Two of the nation's largest banking companies announced exits from the factoring business over the past week; they are selling to nonbanks and leaving a consolidating industry where size and specialized expertise are gaining in importance.
Regions Financial Corp. of Birmingham, Ala., said Tuesday that it has agreed to sell its Capital Factors Inc. of Boca Raton, Fla., to Perry Capital LLC, an $11 billion-asset New York hedge fund. Regions did not say how much Perry would pay.
That announcement came five days after CIT Group Inc. of New York agreed to buy the assets of Receivables Capital Management, the factoring unit of SunTrust Banks Inc. of Atlanta. CIT did not say how much it would pay.
Factoring is a business in which companies make loans backed by borrowers' accounts receivable. It traditionally has been a key source of working capital and growth financing for companies in the furniture, textile, and apparel industries. But it has grown in recent years as the lenders, known as "factors," have expanded into industries such as electronics, temporary staffing, and even limousine services.
Besides its headquarters in Boca Raton, Capital Factors has offices in Fort Lauderdale, Charlotte, Los Angeles, and New York.
When the two deals close, CIT would remain the largest factor. General Motors Acceptance Corp., Wells Fargo Century Inc. (a New York division of Wells Fargo & Co.), and Capital Factors would round out the top 4.
Both SunTrust and Regions are among the top five players in factoring, but analysts said Tuesday that both companies were having trouble making money in the business.
"Companies are increasingly scrutinizing how they're allocating capital, especially companies that are going through merger integrations," said Kevin Fitzsimmons, an analyst at Sandler O'Neill & Partners LP, who follows both companies.
Richard X. Bove, a Florida analyst with Punk, Ziegel & Co. of New York, said that the business may have been moderately profitable for SunTrust and Regions, but returns may not have been high enough to justify a continued investment. He compared their exit plans to decisions by other banking companies to get out of auto leasing in recent years as a result of consistently low returns.
Capital Factors was founded in 1984 and became part of Union Planters Corp. of Memphis when it bought Capital Bank in 1997. Union Planters struggled with the business, and industry experts say it suffered a string of losses, including to the giant retailer Kmart Holding Corp.
In the second quarter of last year Union Planters took a $40 million charge to restructure Capital Factors and said it was paring back loans not related to its main business of factoring.
Regions acquired Union Planters on July 1 and immediately began seeking a buyer for Capital Factors. "Regions elected not to have factoring as a part of its core strategy," said Bobby Doxey, Union Planters' former chief financial officer, who is now a senior executive vice president at Regions.
On Tuesday, Regions said the sale would let it focus on "our customers and our core business."

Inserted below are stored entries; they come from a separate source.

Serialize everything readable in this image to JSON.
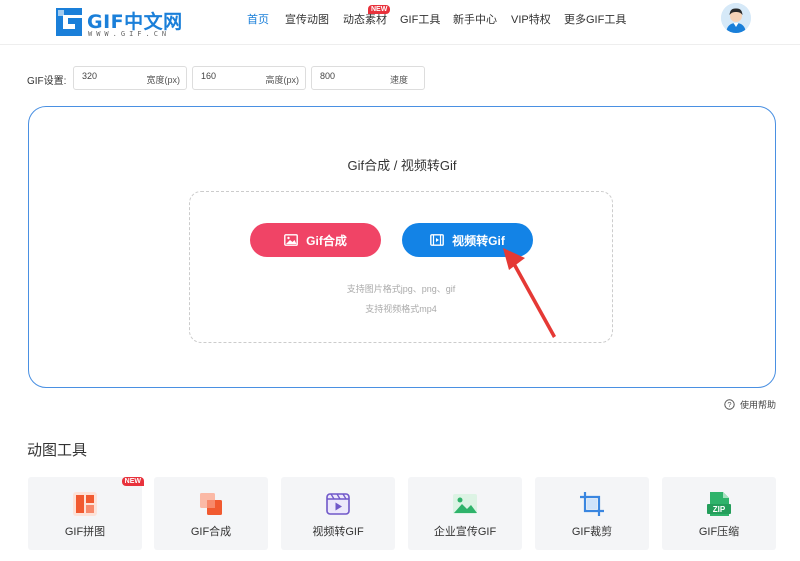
{
  "logo": {
    "text": "GIF中文网",
    "sub": "WWW.GIF.CN"
  },
  "nav": [
    {
      "label": "首页",
      "active": true
    },
    {
      "label": "宣传动图"
    },
    {
      "label": "动态素材",
      "badge": "NEW"
    },
    {
      "label": "GIF工具"
    },
    {
      "label": "新手中心"
    },
    {
      "label": "VIP特权"
    },
    {
      "label": "更多GIF工具"
    }
  ],
  "settings": {
    "label": "GIF设置:",
    "width": {
      "value": "320",
      "unit": "宽度(px)"
    },
    "height": {
      "value": "160",
      "unit": "高度(px)"
    },
    "speed": {
      "value": "800",
      "unit": "速度"
    }
  },
  "upload": {
    "title": "Gif合成 / 视频转Gif",
    "btn_gif": "Gif合成",
    "btn_video": "视频转Gif",
    "hint_image": "支持图片格式jpg、png、gif",
    "hint_video": "支持视频格式mp4"
  },
  "help": "使用帮助",
  "tools_title": "动图工具",
  "tools": [
    {
      "label": "GIF拼图",
      "badge": "NEW",
      "icon": "puzzle-icon"
    },
    {
      "label": "GIF合成",
      "icon": "merge-icon"
    },
    {
      "label": "视频转GIF",
      "icon": "video-icon"
    },
    {
      "label": "企业宣传GIF",
      "icon": "picture-icon"
    },
    {
      "label": "GIF裁剪",
      "icon": "crop-icon"
    },
    {
      "label": "GIF压缩",
      "icon": "zip-icon"
    }
  ],
  "colors": {
    "brand": "#1a7fd9",
    "pink": "#f04466",
    "blue": "#1383e6",
    "arrow": "#e53935"
  }
}
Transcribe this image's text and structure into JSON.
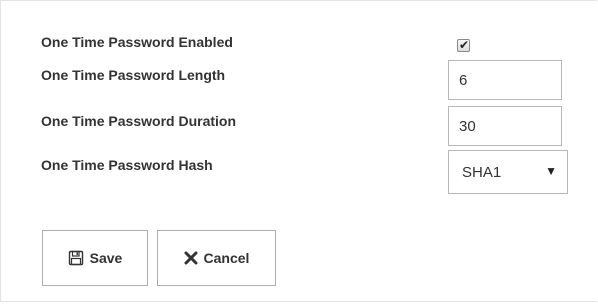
{
  "form": {
    "otp_enabled_label": "One Time Password Enabled",
    "otp_enabled_checked": true,
    "otp_length_label": "One Time Password Length",
    "otp_length_value": "6",
    "otp_duration_label": "One Time Password Duration",
    "otp_duration_value": "30",
    "otp_hash_label": "One Time Password Hash",
    "otp_hash_value": "SHA1"
  },
  "buttons": {
    "save_label": "Save",
    "save_icon": "floppy-disk-icon",
    "cancel_label": "Cancel",
    "cancel_icon": "x-icon"
  }
}
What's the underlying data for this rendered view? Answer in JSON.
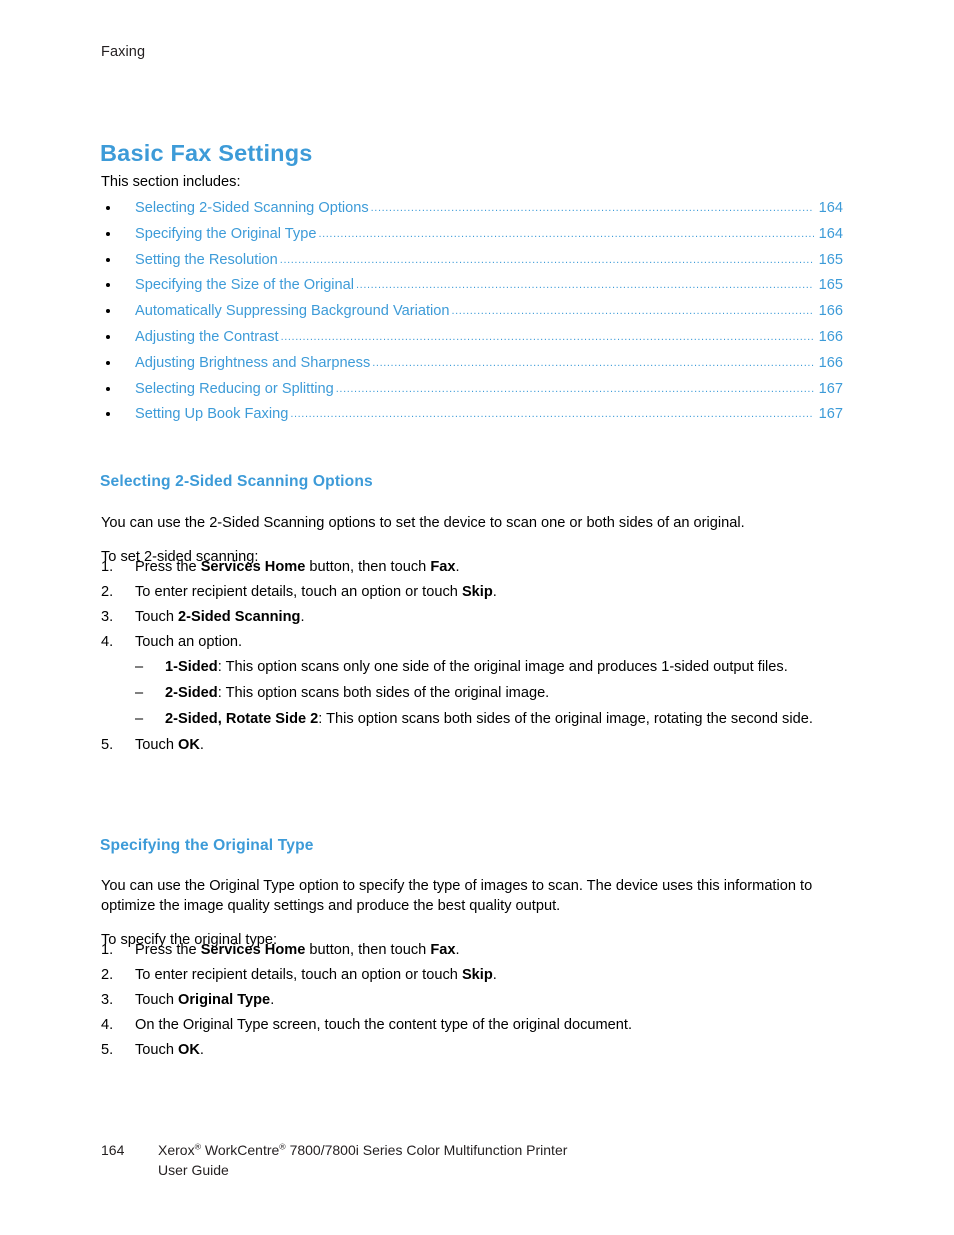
{
  "header": {
    "running_head": "Faxing"
  },
  "page_title": "Basic Fax Settings",
  "intro": "This section includes:",
  "toc": {
    "items": [
      {
        "label": "Selecting 2-Sided Scanning Options",
        "page": "164"
      },
      {
        "label": "Specifying the Original Type",
        "page": "164"
      },
      {
        "label": "Setting the Resolution",
        "page": "165"
      },
      {
        "label": "Specifying the Size of the Original",
        "page": "165"
      },
      {
        "label": "Automatically Suppressing Background Variation",
        "page": "166"
      },
      {
        "label": "Adjusting the Contrast",
        "page": "166"
      },
      {
        "label": "Adjusting Brightness and Sharpness",
        "page": "166"
      },
      {
        "label": "Selecting Reducing or Splitting",
        "page": "167"
      },
      {
        "label": "Setting Up Book Faxing",
        "page": "167"
      }
    ],
    "leader": "................................................................................................................................................................"
  },
  "section1": {
    "heading": "Selecting 2-Sided Scanning Options",
    "para1": "You can use the 2-Sided Scanning options to set the device to scan one or both sides of an original.",
    "para2": "To set 2-sided scanning:",
    "steps": [
      {
        "num": "1.",
        "html": "Press the <b>Services Home</b> button, then touch <b>Fax</b>."
      },
      {
        "num": "2.",
        "html": "To enter recipient details, touch an option or touch <b>Skip</b>."
      },
      {
        "num": "3.",
        "html": "Touch <b>2-Sided Scanning</b>."
      },
      {
        "num": "4.",
        "html": "Touch an option."
      },
      {
        "num": "5.",
        "html": "Touch <b>OK</b>."
      }
    ],
    "suboptions": [
      {
        "dash": "–",
        "html": "<b>1-Sided</b>: This option scans only one side of the original image and produces 1-sided output files."
      },
      {
        "dash": "–",
        "html": "<b>2-Sided</b>: This option scans both sides of the original image."
      },
      {
        "dash": "–",
        "html": "<b>2-Sided, Rotate Side 2</b>: This option scans both sides of the original image, rotating the second side."
      }
    ]
  },
  "section2": {
    "heading": "Specifying the Original Type",
    "para1": "You can use the Original Type option to specify the type of images to scan. The device uses this information to optimize the image quality settings and produce the best quality output.",
    "para2": "To specify the original type:",
    "steps": [
      {
        "num": "1.",
        "html": "Press the <b>Services Home</b> button, then touch <b>Fax</b>."
      },
      {
        "num": "2.",
        "html": "To enter recipient details, touch an option or touch <b>Skip</b>."
      },
      {
        "num": "3.",
        "html": "Touch <b>Original Type</b>."
      },
      {
        "num": "4.",
        "html": "On the Original Type screen, touch the content type of the original document."
      },
      {
        "num": "5.",
        "html": "Touch <b>OK</b>."
      }
    ]
  },
  "footer": {
    "page_number": "164",
    "line1_html": "Xerox<sup>®</sup> WorkCentre<sup>®</sup> 7800/7800i Series Color Multifunction Printer",
    "line2": "User Guide"
  },
  "colors": {
    "heading_blue": "#3d9bd8",
    "link_blue": "#3d9bd8",
    "body_black": "#000000",
    "footer_gray": "#231f20"
  }
}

SunTrust, meanwhile, is integrating the operations of National Commerce Financial Corp. of Memphis, which it acquired Oct. 1. On Monday, Mike McCoy, a SunTrust spokesman, gave reasons similar to Regions' for its decision to get out of the business.

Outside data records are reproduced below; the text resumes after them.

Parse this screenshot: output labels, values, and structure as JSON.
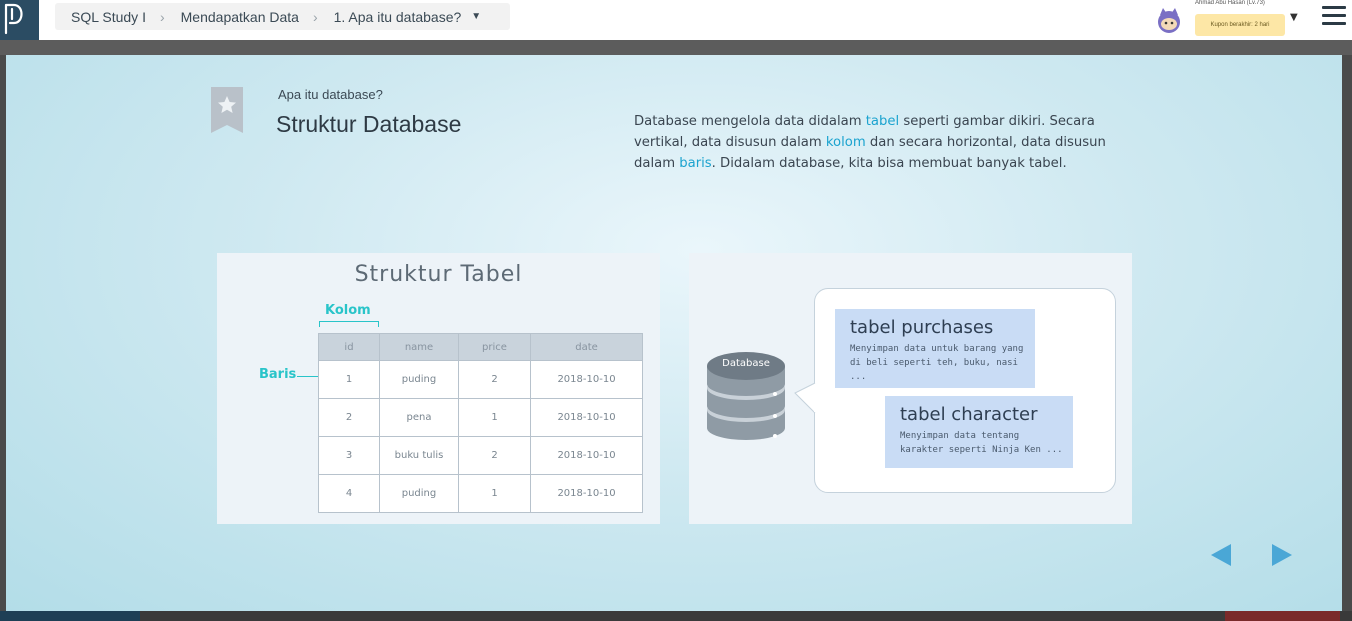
{
  "breadcrumb": {
    "course": "SQL Study I",
    "chapter": "Mendapatkan Data",
    "lesson": "1. Apa itu database?"
  },
  "user": {
    "name": "Ahmad Abu Hasan (Lv.73)",
    "coupon": "Kupon berakhir: 2 hari"
  },
  "slide": {
    "subtitle": "Apa itu database?",
    "title": "Struktur Database",
    "desc_1": "Database mengelola data didalam ",
    "desc_hl_1": "tabel",
    "desc_2": " seperti gambar dikiri. Secara vertikal, data disusun dalam ",
    "desc_hl_2": "kolom",
    "desc_3": " dan secara horizontal, data disusun dalam ",
    "desc_hl_3": "baris",
    "desc_4": ". Didalam database, kita bisa membuat banyak tabel."
  },
  "table_figure": {
    "title": "Struktur Tabel",
    "kolom_label": "Kolom",
    "baris_label": "Baris",
    "headers": [
      "id",
      "name",
      "price",
      "date"
    ],
    "rows": [
      [
        "1",
        "puding",
        "2",
        "2018-10-10"
      ],
      [
        "2",
        "pena",
        "1",
        "2018-10-10"
      ],
      [
        "3",
        "buku tulis",
        "2",
        "2018-10-10"
      ],
      [
        "4",
        "puding",
        "1",
        "2018-10-10"
      ]
    ]
  },
  "database_figure": {
    "db_label": "Database",
    "cards": [
      {
        "title": "tabel purchases",
        "desc_1": "Menyimpan data untuk barang yang",
        "desc_2": "di beli seperti teh, buku, nasi ..."
      },
      {
        "title": "tabel character",
        "desc_1": "Menyimpan data tentang",
        "desc_2": "karakter seperti Ninja Ken ..."
      }
    ]
  },
  "colors": {
    "accent": "#1ba3cf",
    "figure_accent": "#29c4c9",
    "nav_arrow": "#4aa7d6",
    "topbar_brand": "#2b4c63"
  },
  "icons": [
    "logo-icon",
    "chevron-right-icon",
    "caret-down-icon",
    "avatar-icon",
    "menu-icon",
    "bookmark-star-icon",
    "database-icon",
    "arrow-left-icon",
    "arrow-right-icon"
  ]
}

"Although we've been historically successful in the factoring business, the competitive landscape and financial dynamics of it have changed in the past few years," Mr. McCoy said.
The deal for the SunTrust business would continue an industry consolidation CIT has been leading since the late 1990s. Over the past two years it has acquired several other factoring companies, including those owned by HSBC Holdings PLC and General Electric Co.
Perry Capital said it plans keep all 200 Capital Factors employees. It has brought in a longtime factoring industry veteran, Andrew H. Tananbaum, to run the business, to be called Capital Factors LLC, and he is making "a significant investment" in it.
Mr. Tananbaum was the chief executive officer at Century Business Credit Corp. from 1982 until 1998, when it became Wells Fargo Century; he remained the CEO there until 2000. He said Perry Capital plans to make at least $100 million of investments in Capital Factors, for "bolt-on acquisitions" as well as internal growth.
Mr. Doxey said Regions realized that the factoring business is a relationship-based one that requires a more "entrepreneurial environment" than that of a large bank. "Somebody that really understands the industry, like Andy Tananbaum, will do very well."
Mr. Tananbaum echoed that, saying Capital Factors "is a very good company, but what we need to do is reposition it as something more of an entrepreneurial platform."